La vera filosofia consiste nel reimparare a vedere il mondo, e in questo senso una storia raccontata può significare il mondo con altrettanta profondità che un trattato di filosofia.

Maurice Merleau Ponty, Fenomenologia della Percezione

Scrivo per lasciare una traccia e per dipanare una matassa. Sto nel mondo, con il mio progetto di vita e più proietto lo sguardo all’interno di questo effimero sogno di un altro che è la mia coscienza e più ritrovo le mille sfaccettature di intenzioni che sempre mi anticipano. Provo a sincronizzare il tempo del mio esistere sul ritmo della vita. Ma il pensiero slitta in una sincope che non risolve. Fuori di me è la verità. Io sono lo sfondo della mia vicenda. È ormai giunto il tempo di rassegnarsi a questa penosa sensazione di vuoto.

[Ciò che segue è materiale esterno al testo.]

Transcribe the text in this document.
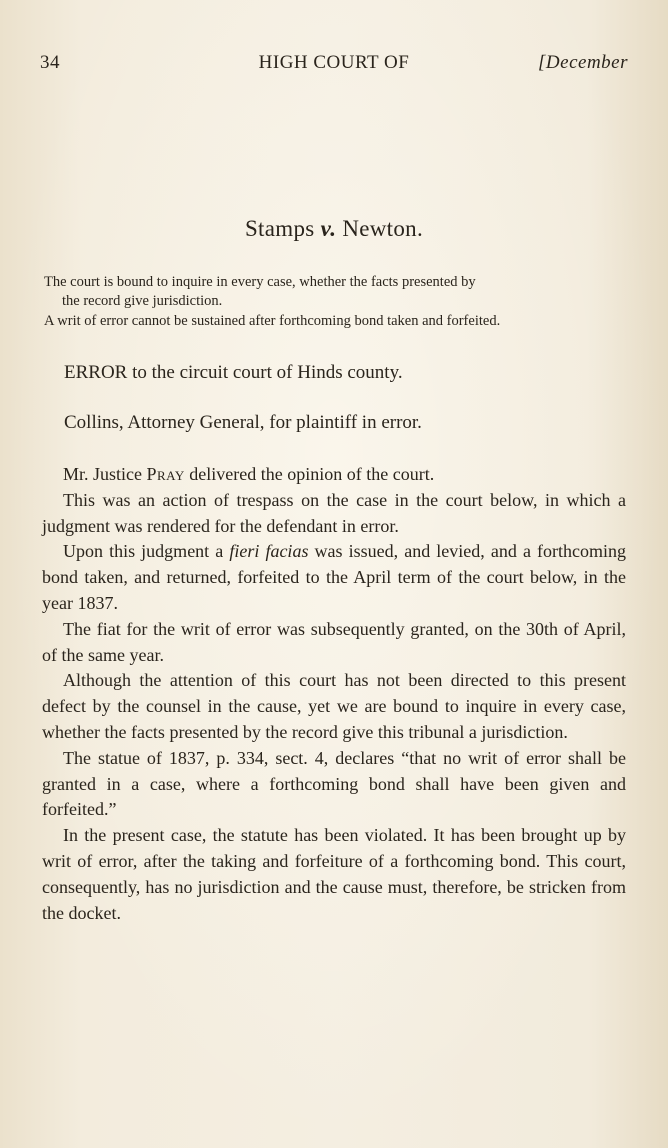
34	HIGH COURT OF	[December
Stamps v. Newton.

The court is bound to inquire in every case, whether the facts presented by
the record give jurisdiction.

A writ of error cannot be sustained after forthcoming bond taken and forfeited.

ERROR to the circuit court of Hinds county.
Collins, Attorney General, for plaintiff in error.

Mr. Justice Pray delivered the opinion of the court.

This was an action of trespass on the case in the court below, in which a judgment was rendered for the defendant in error.

Upon this judgment a fieri facias was issued, and levied, and a forthcoming bond taken, and returned, forfeited to the April term of the court below, in the year 1837.

The fiat for the writ of error was subsequently granted, on the 30th of April, of the same year.

Although the attention of this court has not been directed to this present defect by the counsel in the cause, yet we are bound to inquire in every case, whether the facts presented by the record give this tribunal a jurisdiction.

The statue of 1837, p. 334, sect. 4, declares “that no writ of error shall be granted in a case, where a forthcoming bond shall have been given and forfeited.”

In the present case, the statute has been violated. It has been brought up by writ of error, after the taking and forfeiture of a forthcoming bond. This court, consequently, has no jurisdiction and the cause must, therefore, be stricken from the docket.
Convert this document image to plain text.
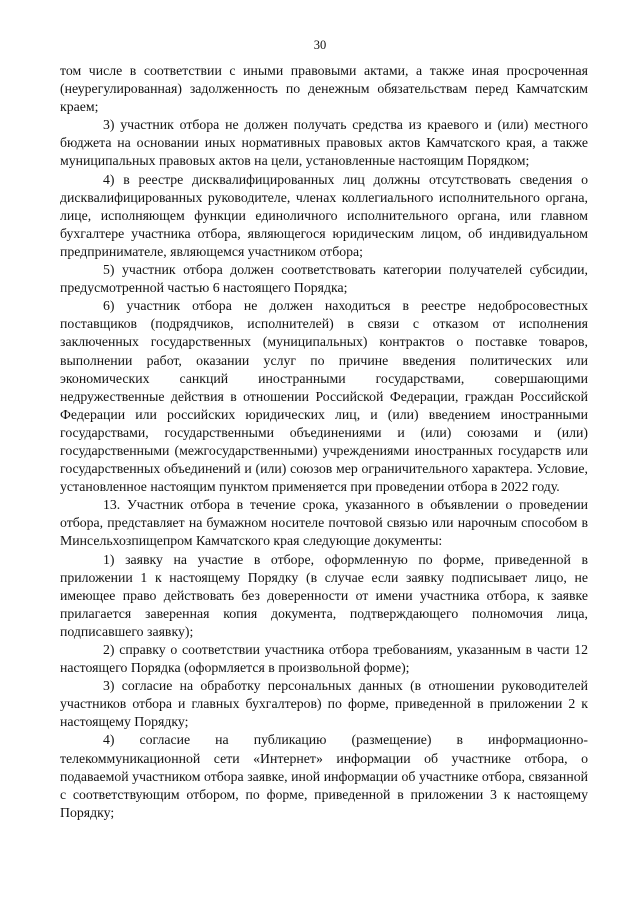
30

том числе в соответствии с иными правовыми актами, а также иная просроченная (неурегулированная) задолженность по денежным обязательствам перед Камчатским краем;

3) участник отбора не должен получать средства из краевого и (или) местного бюджета на основании иных нормативных правовых актов Камчатского края, а также муниципальных правовых актов на цели, установленные настоящим Порядком;

4) в реестре дисквалифицированных лиц должны отсутствовать сведения о дисквалифицированных руководителе, членах коллегиального исполнительного органа, лице, исполняющем функции единоличного исполнительного органа, или главном бухгалтере участника отбора, являющегося юридическим лицом, об индивидуальном предпринимателе, являющемся участником отбора;

5) участник отбора должен соответствовать категории получателей субсидии, предусмотренной частью 6 настоящего Порядка;

6) участник отбора не должен находиться в реестре недобросовестных поставщиков (подрядчиков, исполнителей) в связи с отказом от исполнения заключенных государственных (муниципальных) контрактов о поставке товаров, выполнении работ, оказании услуг по причине введения политических или экономических санкций иностранными государствами, совершающими недружественные действия в отношении Российской Федерации, граждан Российской Федерации или российских юридических лиц, и (или) введением иностранными государствами, государственными объединениями и (или) союзами и (или) государственными (межгосударственными) учреждениями иностранных государств или государственных объединений и (или) союзов мер ограничительного характера. Условие, установленное настоящим пунктом применяется при проведении отбора в 2022 году.

13. Участник отбора в течение срока, указанного в объявлении о проведении отбора, представляет на бумажном носителе почтовой связью или нарочным способом в Минсельхозпищепром Камчатского края следующие документы:

1) заявку на участие в отборе, оформленную по форме, приведенной в приложении 1 к настоящему Порядку (в случае если заявку подписывает лицо, не имеющее право действовать без доверенности от имени участника отбора, к заявке прилагается заверенная копия документа, подтверждающего полномочия лица, подписавшего заявку);

2) справку о соответствии участника отбора требованиям, указанным в части 12 настоящего Порядка (оформляется в произвольной форме);

3) согласие на обработку персональных данных (в отношении руководителей участников отбора и главных бухгалтеров) по форме, приведенной в приложении 2 к настоящему Порядку;

4) согласие на публикацию (размещение) в информационно-телекоммуникационной сети «Интернет» информации об участнике отбора, о подаваемой участником отбора заявке, иной информации об участнике отбора, связанной с соответствующим отбором, по форме, приведенной в приложении 3 к настоящему Порядку;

In questa crisi ho scoperto l’opportunità di un destino diverso. Ho incontrato l’altro velato dal mantello dello scandalo, e ho capito lo sforzo di un cammino in salita, la corsa lunga di chi insegue una speranza. Dov’è la sintesi spontanea, il noi raccontato dagli innamorati nel cuore della giovinezza? L’abbraccio fraterno che risolve il travaglio di un conflitto e che consola il vile? Conosco un solo coraggio per cui valga la pena di spendere una vita intera: quello delle idee. In questo eterno gioco da principianti che è la filosofia ho pensato senza pudore la nudità delle cose. Faticosamente ho praticato la verità, sacrificando l’incanto animale da cui provengo e guadagnando il mio diritto di parola, la consolazione di un impegno duraturo.

I tendini, le vene che affiorano dal dorso delle mie mani sembrano la propaggine di un sé frammentato. Io sono queste mani che fatico a riconoscere come mie. Sono quel lui che incrocio nello specchio e che sempre mi priva di ogni spontaneità. Eppure, o proprio per questo motivo, ho bisogno di abitare un mondo. E queste parole sono prima di tutto il farsi di un’idea che si incarna, l’incantesimo che spando su un essere che sempre mi sfugge ma che continua ad interrogarmi. Vuole essere nominato, nominarmi. Pretende uno stile, ed è ciò che intendo offrire.